『ヴィーナスの誕生』という世界的な名画をご存じだろうか。古典神話のヴィーナスが生まれて、海岸にたどり着く様子が描かれた絵画だ。この作品名にある「誕生」という視点から、この絵を見てみると別の側面も浮かび上がってくる。
本当の教養は額縁の外にある。美術史作家、美術史ソムリエの井上響さんが誰もが知っている名画の誰かに話したくなる48の物語をつづった『ムンクは何を叫んでいるのか』(サンマーク出版)から2つの名画の物語について一部抜粋、再構成してお届けする。
全員が大人なのに「誕生」という矛盾
なぜヴィーナスには「へその緒」がないのか?
→ ヴィーナスには、母親がいない
『ヴィーナスの誕生』(1485頃)
作者:サンドロ・ボッティチェッリ
所蔵:ウフィツィ美術館
世界で最も美しい誕生シーンとして知られるこの絵。
しかし、よく見ると奇妙なことに気づかないだろうか。
まず、「誕生」とタイトルについているにもかかわらず、誰も赤子の姿ではない。
そして、中央の裸の女性=ヴィーナス本人のお腹をよく見てほしい。
へそはある。しかし、母親から栄養をもらう「へその緒」の痕跡がないのだ。
これは一体どういうことなのか?
絵をもう一度見てみよう。巨大なホタテ貝の上に立つ全裸の女性。風に吹かれて岸に近づいている。

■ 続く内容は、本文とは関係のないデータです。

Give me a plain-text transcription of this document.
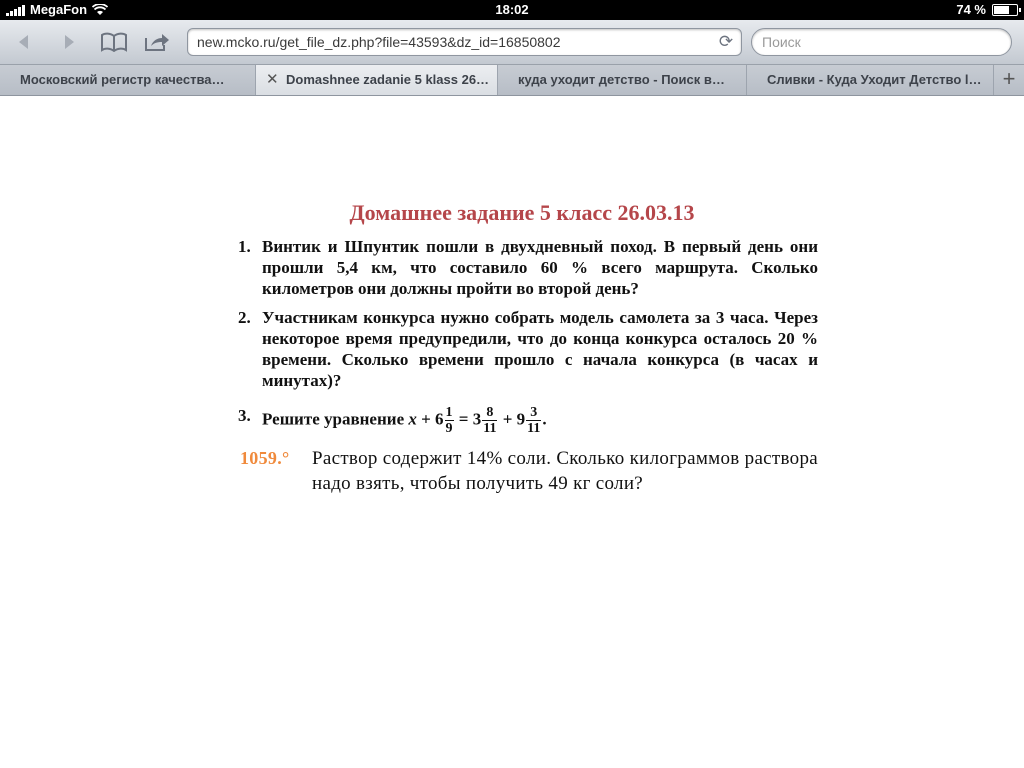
MegaFon	18:02	74 %
new.mcko.ru/get_file_dz.php?file=43593&dz_id=16850802	⟳
Поиск
Московский регистр качества…	✕ Domashnee zadanie 5 klass 26…	куда уходит детство - Поиск в…	Сливки - Куда Уходит Детство l… +
Домашнее задание 5 класс 26.03.13
1. Винтик и Шпунтик пошли в двухдневный поход. В первый день они прошли 5,4 км, что составило 60 % всего маршрута. Сколько километров они должны пройти во второй день?
2. Участникам конкурса нужно собрать модель самолета за 3 часа. Через некоторое время предупредили, что до конца конкурса осталось 20 % времени. Сколько времени прошло с начала конкурса (в часах и минутах)?
3. Решите уравнение $x + 6 \frac{1}{9} = 3 \frac{8}{11} + 9 \frac{3}{11}$ .
1059.° Раствор содержит 14% соли. Сколько килограммов раствора надо взять, чтобы получить 49 кг соли?
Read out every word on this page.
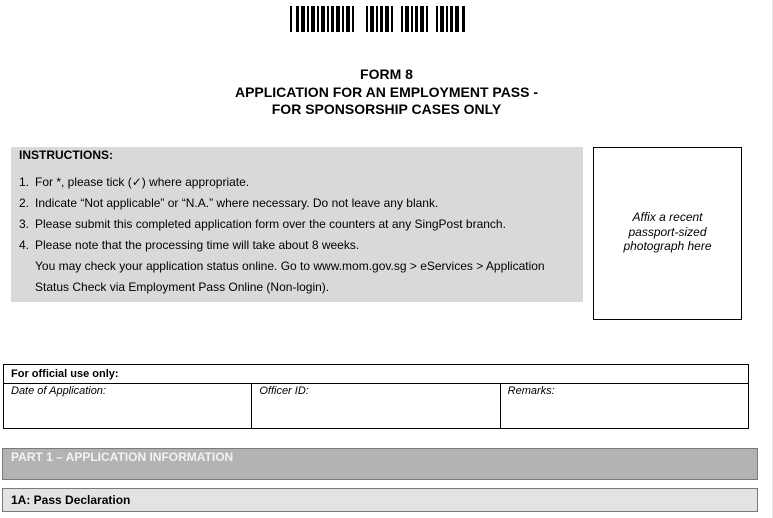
FORM 8
APPLICATION FOR AN EMPLOYMENT PASS -
FOR SPONSORSHIP CASES ONLY
INSTRUCTIONS:
1. For *, please tick (✓) where appropriate.
2. Indicate “Not applicable” or “N.A.” where necessary. Do not leave any blank.
3. Please submit this completed application form over the counters at any SingPost branch.
4. Please note that the processing time will take about 8 weeks.
You may check your application status online. Go to www.mom.gov.sg > eServices > Application Status Check via Employment Pass Online (Non-login).
Affix a recent
passport-sized
photograph here
For official use only:
Date of Application:	Officer ID:	Remarks:
PART 1 – APPLICATION INFORMATION
1A: Pass Declaration
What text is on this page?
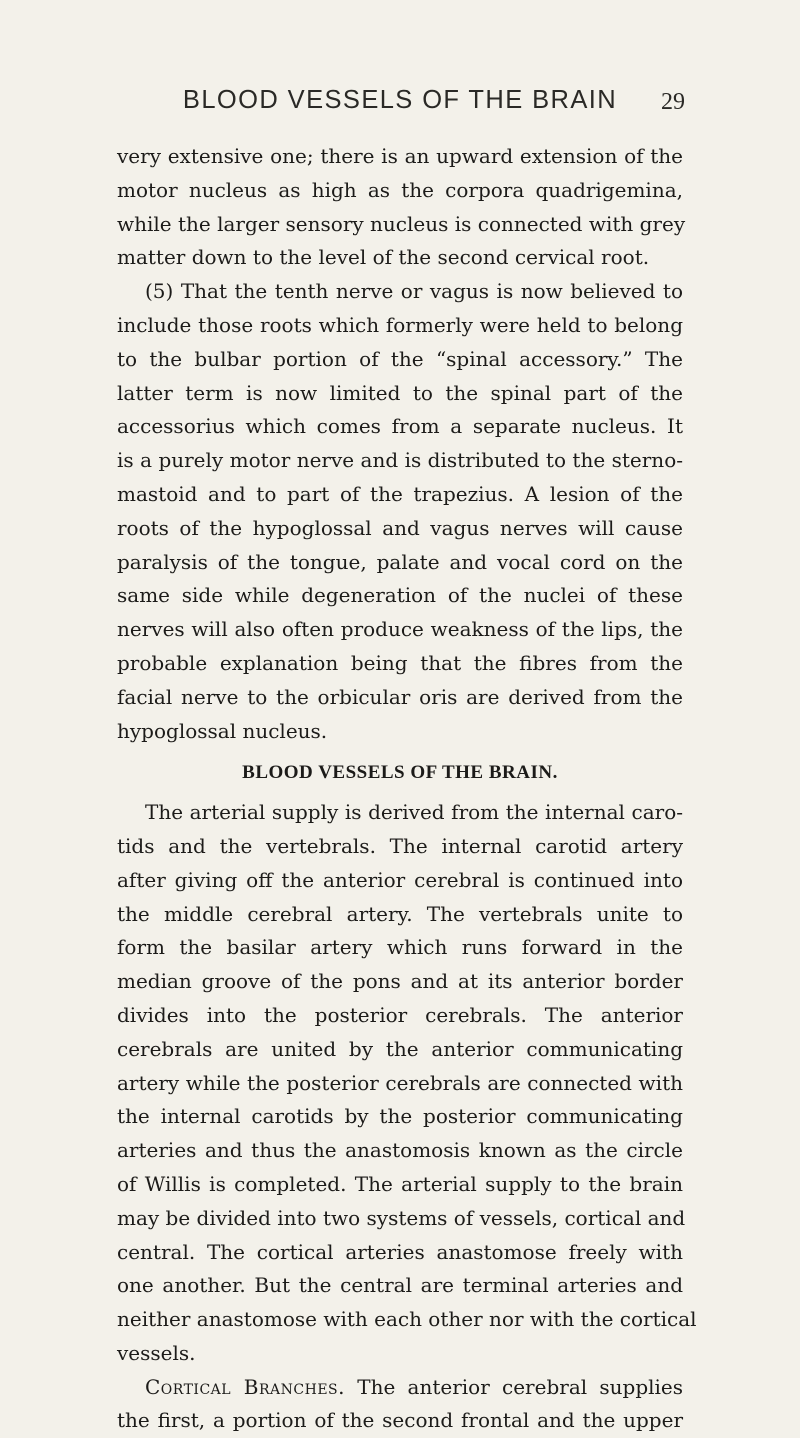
BLOOD VESSELS OF THE BRAIN	29
very extensive one; there is an upward extension of the
motor nucleus as high as the corpora quadrigemina,
while the larger sensory nucleus is connected with grey
matter down to the level of the second cervical root.
(5) That the tenth nerve or vagus is now believed to
include those roots which formerly were held to belong
to the bulbar portion of the “spinal accessory.” The
latter term is now limited to the spinal part of the
accessorius which comes from a separate nucleus. It
is a purely motor nerve and is distributed to the sterno-
mastoid and to part of the trapezius. A lesion of the
roots of the hypoglossal and vagus nerves will cause
paralysis of the tongue, palate and vocal cord on the
same side while degeneration of the nuclei of these
nerves will also often produce weakness of the lips, the
probable explanation being that the fibres from the
facial nerve to the orbicular oris are derived from the
hypoglossal nucleus.
BLOOD VESSELS OF THE BRAIN.
The arterial supply is derived from the internal caro-
tids and the vertebrals. The internal carotid artery
after giving off the anterior cerebral is continued into
the middle cerebral artery. The vertebrals unite to
form the basilar artery which runs forward in the
median groove of the pons and at its anterior border
divides into the posterior cerebrals. The anterior
cerebrals are united by the anterior communicating
artery while the posterior cerebrals are connected with
the internal carotids by the posterior communicating
arteries and thus the anastomosis known as the circle
of Willis is completed. The arterial supply to the brain
may be divided into two systems of vessels, cortical and
central. The cortical arteries anastomose freely with
one another. But the central are terminal arteries and
neither anastomose with each other nor with the cortical
vessels.
Cortical Branches. The anterior cerebral supplies
the first, a portion of the second frontal and the upper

左側では翼を持つ男性が頰を膨らませて風を送り、その隣の女性と絡み合っている。
右側では、花柄のドレスを着た女性が、今まさに布を広げて裸体を隠そうとしている。
全員が大人。それなのに「誕生」。
この矛盾の答えは、ギリシャ神話の中で最も異常な誕生物語に隠されている。
ヴィーナスには、母親がいない。
正確に言えば、父親の性器から生まれたのだ。
太古、世界を支配していたのは天空神ウラヌスだった。
彼は大地の女神ガイアと夫婦になり、多くの子をもうけた。